By using the start and end locations, we can extract the specific text that corresponds to each match from the input string. This allows us to retrieve the relevant portions of the string based on the identified matches using RegEx.

In [9]:
text = "This is a date February 2. Another date would be 14 August."
iter_matches = re.finditer(pattern, text)
for hit in iter_matches:
    start = hit.start()
    end = hit.end()
    print(text[start:end])


February 2
14 August


## RegEx in spaCy

Patterns that exhibit consistent or relatively consistnt structures such as dates, times, and IP addresses, are ideal candidates for RegEx. THe structured nature of these patterns allows for precise matching using RegEx patterns.

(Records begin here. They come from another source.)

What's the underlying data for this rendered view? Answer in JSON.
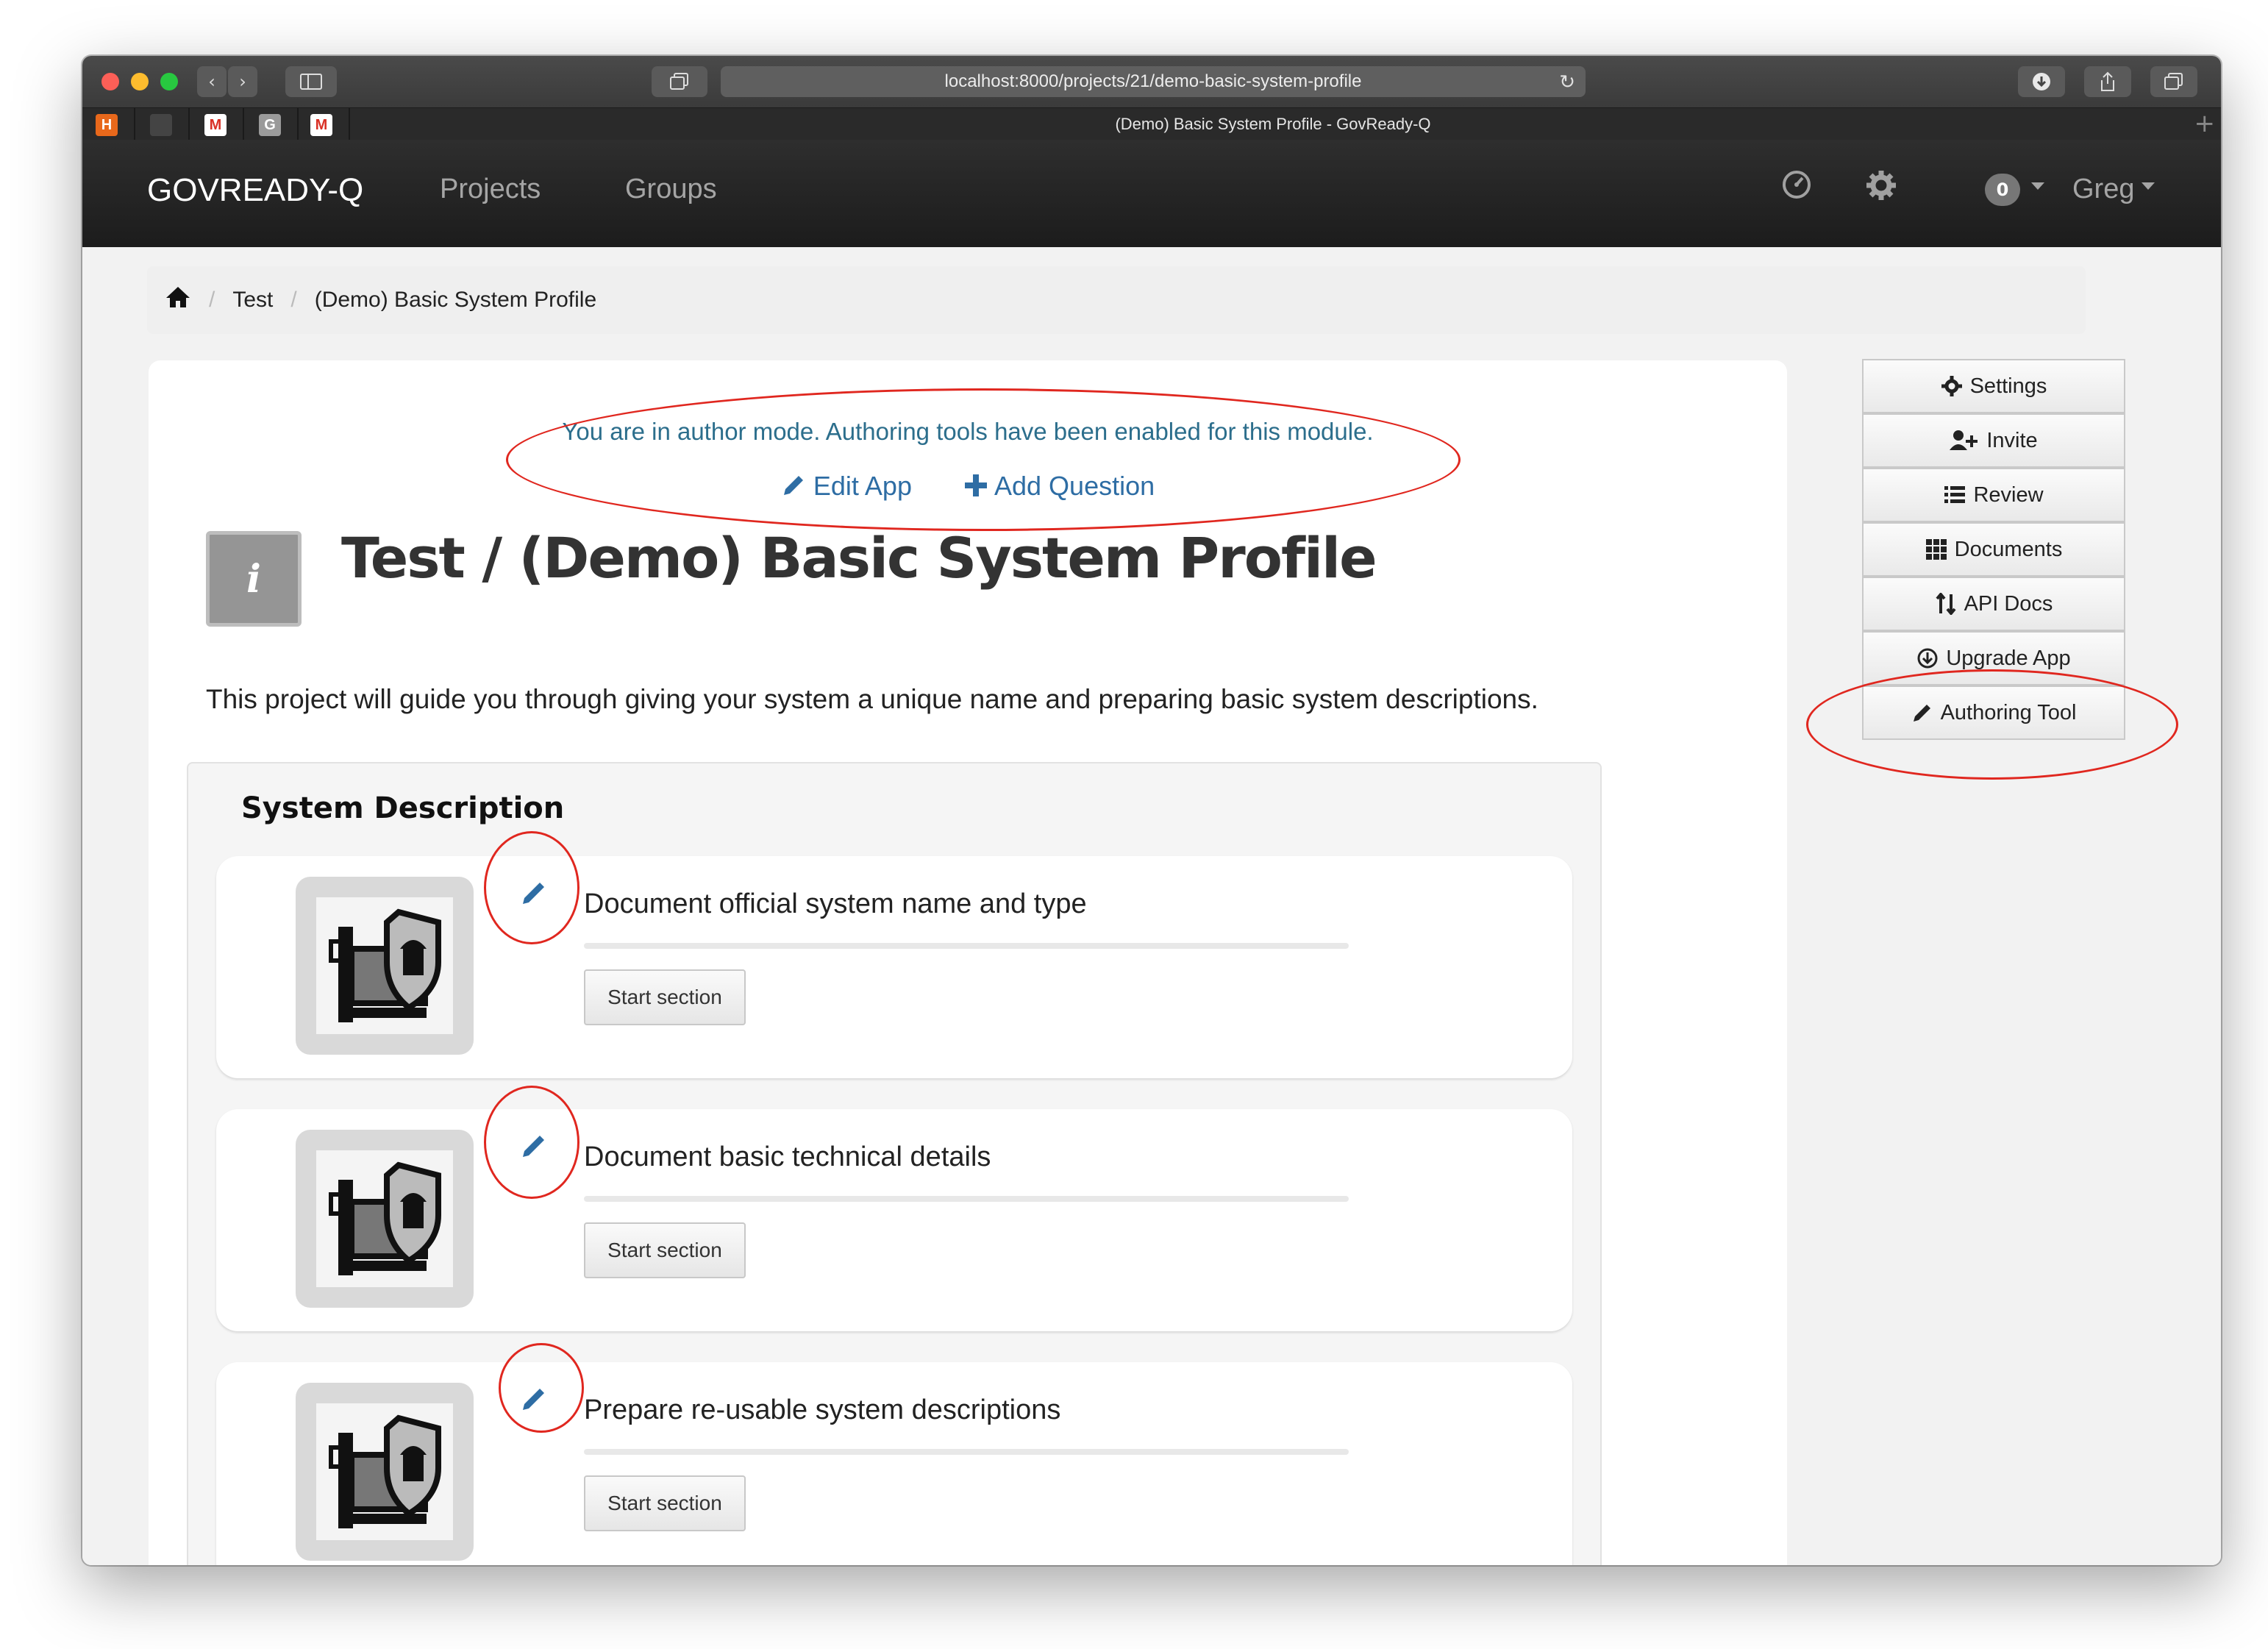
{
  "browser": {
    "url": "localhost:8000/projects/21/demo-basic-system-profile",
    "tab_title": "(Demo) Basic System Profile - GovReady-Q",
    "favicons": [
      "H",
      "",
      "M",
      "G",
      "M"
    ]
  },
  "navbar": {
    "brand": "GOVREADY-Q",
    "links": [
      "Projects",
      "Groups"
    ],
    "notification_count": "0",
    "user": "Greg"
  },
  "breadcrumb": {
    "items": [
      "Test",
      "(Demo) Basic System Profile"
    ]
  },
  "author_mode": {
    "message": "You are in author mode. Authoring tools have been enabled for this module.",
    "edit_app": "Edit App",
    "add_question": "Add Question"
  },
  "project": {
    "icon_letter": "i",
    "title": "Test / (Demo) Basic System Profile",
    "intro": "This project will guide you through giving your system a unique name and preparing basic system descriptions."
  },
  "section": {
    "heading": "System Description",
    "tasks": [
      {
        "title": "Document official system name and type",
        "button": "Start section",
        "progress": 0
      },
      {
        "title": "Document basic technical details",
        "button": "Start section",
        "progress": 0
      },
      {
        "title": "Prepare re-usable system descriptions",
        "button": "Start section",
        "progress": 0
      }
    ]
  },
  "sidebar": {
    "buttons": [
      "Settings",
      "Invite",
      "Review",
      "Documents",
      "API Docs",
      "Upgrade App",
      "Authoring Tool"
    ]
  },
  "colors": {
    "annotation": "#e0271f",
    "link": "#2e6da4",
    "author_text": "#2c6e8c"
  }
}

Thankfully, spaCy provides convenient ways to incorporate RegEx in three specifis pipes: Matcher, PharseMatcher, and Entity Ruler. These pipes enable the use of RegEx patterns for matching specific entities or phrases within text.
\However, it's important to note that one major drawback of using atcher and PhraseMatcher is that they do no alignthe identified matches with the **doc.ents** attribute of the Doc object. This means that the matches found using these pipes are not directly recognized as rntities by spaCy's NER system.

In [12]:
import spacy

# Sample text
text = "This is a sample number 555-5555."

# Build upon the spaCy sm
nlp = spacy.blank("en")

# Create the ruler and add it
ruler = nlp.add_pipe("entity_ruler")

# List of entities and patterns
patterns = [
    {"label": "PHONE_NUMBER", "pattern": [{"SHAPE": "ddd"},
    {"ORTH": "-", "OP": "?"}, {"SHAPE": "dddd"}]}
]

# Add patterns to the ruler
ruler.add_patterns(patterns)

# Create the doc object
doc = nlp(text)

# Extract entities
for ent in doc.ents:
    print(ent.text, ent.label_)

555-5555 PHONE_NUMBER


If we want to use RegEx instead of linguistic features like shape to capture a specific pattern, such as "555-5555", we can define a RegEx pattern to match that specific format.

In [13]:
pattern = r"((\d){3}-(\d){4})"
text = "This is a sample number 555-5555."
matches = re.findall(pattern, text)
print(matches)

[('555-5555', '5', '5')]


### Trying to implement RegEx pattern into spaCy

In [14]:
import spacy

# Sample text
text = "This is a sample number (555) 555-5555."

# Build upon the spaCy sm
nlp = spacy.blank("en")

# Create the ruler and add it
ruler = nlp.add_pipe("entity_ruler")

# List of entities and patterns
patterns = [
    {"label": "PHONE_NUMBER", "pattern": [{"TEXT": {"REGEX": "((\d){3}-(\d){4})"}}]} 
]

# Add patterns to the ruler
ruler.add_patterns(patterns)

# Create the doc object
doc = nlp(text)

# Extract entities
for ent in doc.ents:
    print(ent.text, ent.label_)

spaCy's EntityRuler cannot directly use RegEx to pattern match across token. This limitation becomes apparent when dealing with patterns like phone numbers that contains special characters like hyphens.

In [15]:
import spacy

# Sample text
text = "This is a sample number 5555555."

# Build upon the spaCy sm
nlp = spacy.blank("en")

# Create the ruler and add it
ruler = nlp.add_pipe("entity_ruler")

# List of entities and patterns
patterns = [
    {"label": "PHONE_NUMBER", "pattern": [{"TEXT": {"REGEX": "((\d){5})"}}]} 
]

# Add patterns to the ruler
ruler.add_patterns(patterns)

# Create the doc object
doc = nlp(text)

# Extract entities
for ent in doc.ents:
    print(ent.text, ent.label_)

5555555 PHONE_NUMBER


Without the dash and a few modifications to the RegEx, we were able to capture the phone number **55555555** as a single token in the spaCy Doc object. This is because the modified pattern matches a sequence of seven consecutive digits withouth any intervening characters. As a result, it aligns well with the capabilities of the EntityRuler, allowing us to successfull capture the desired phone number format using spaCy's EntityRuler.